Zeyd’in Oğulluğu
Bu arada Zeyd’in babası Harise ise oğlu Zeyd’i dört bir yanda arıyordu... Nihayet Mekke’ye uğradığında oğlunun burada olduğunu öğrendi... Derhâl Haremi Şerif’e geldi ve şöyle konuştu:
− Ey Abdullah oğlu... Ey Kureyşin efendisi... Siz Beytullâh’ın hadimi, misafirlerin doyurucususunuz... Biz, oğlumuzun sizin yanınızda bulunduğunu öğrenmiş olduğumuz için katınıza vardık... Efendimiz sordu:
− Oğlunuz kimdir?.
− Zeyd Bin Harise... Ben de Harise’yim...
− Bundan başka bir arzunuz var mıdır?
− Hayır, bundan başka bir arzumuz yok...
Bunun üzerine Efendimiz şu cevabı verdi:
− Peki çağırın Zeyd’i buraya, dilediğini yapmakta serbesttir... Kimi seçerse onunla kalsın...
Bu konuşmadan sonra Zeyd çağrıldı... Ve ona soruldu...
− Yâ Zeyd, tanırmısın bu kişileri?
− Evet, birisi babam, diğeri de amcamdır... Bunun üzerine Efendimiz Zeyd’e şöyle hitap etti:
− Yâ Zeyd sen bizim yanımızda mı kalmayı tercih edersin, yoksa babanın yanına mı dönmeyi istersin…
Zeyd bu soru karşısında bir an duraladı ve derhâl cevap verdi:
− Hiç kimseyi sana tercih edemem... Sen bana herkesten yakınsın...
Bu cevap Zeyd’in amca ve babasını büyük bir şok içinde bırakmıştı! Zira özbeöz çocuklarının böyle bir cevap verebileceğini asla hatırlarına bile getirmiyorlardı...
− Yazıklar olsun sana Zeyd!

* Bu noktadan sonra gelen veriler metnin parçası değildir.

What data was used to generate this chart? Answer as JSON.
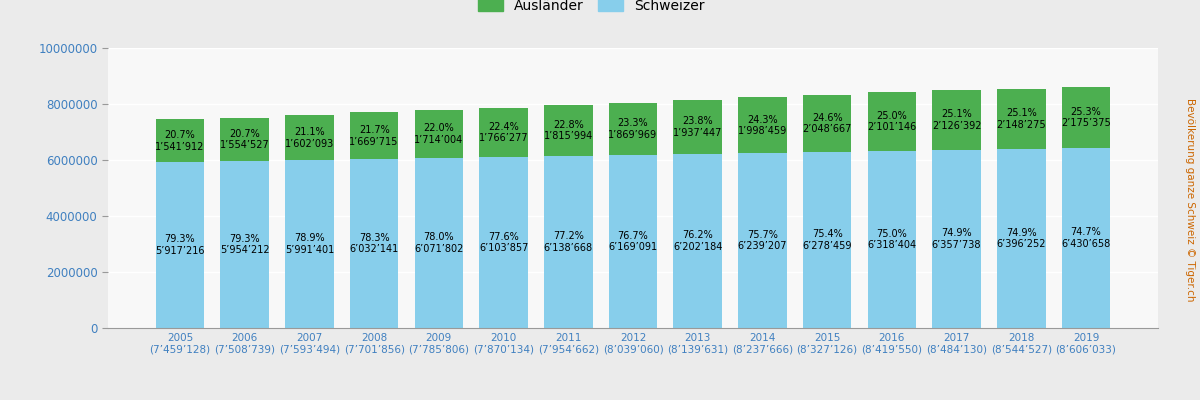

Demek sen köleliği hürriyete, sana en yakın olanlara tercih ediyorsun ha?..
− Hayır, ben köleliği değil, yakınlığı tercih ediyorum... Zira bu zât bana öyle yakınlık, öyle şefkat gösterdi ki ben onu kendi evimde bile görmedim!
Bu cevap karşısında Zeyd’in babası ve amcası iyice kızdı ve arkalarını dönerek oradan uzaklaştılar...
Efendimiz de Zeyd’i alarak Kureyşlilerin oturmakta olduğu Hicr’e gitti... Ve âdet olduğu üzere Zeyd’i oğul edindiğini şöyle açıkladı...
− Ey hazirun! Şahit olunuz ki, bundan sonra Zeyd benim oğlumdur! O, bana vâristir; bende ona vârisim!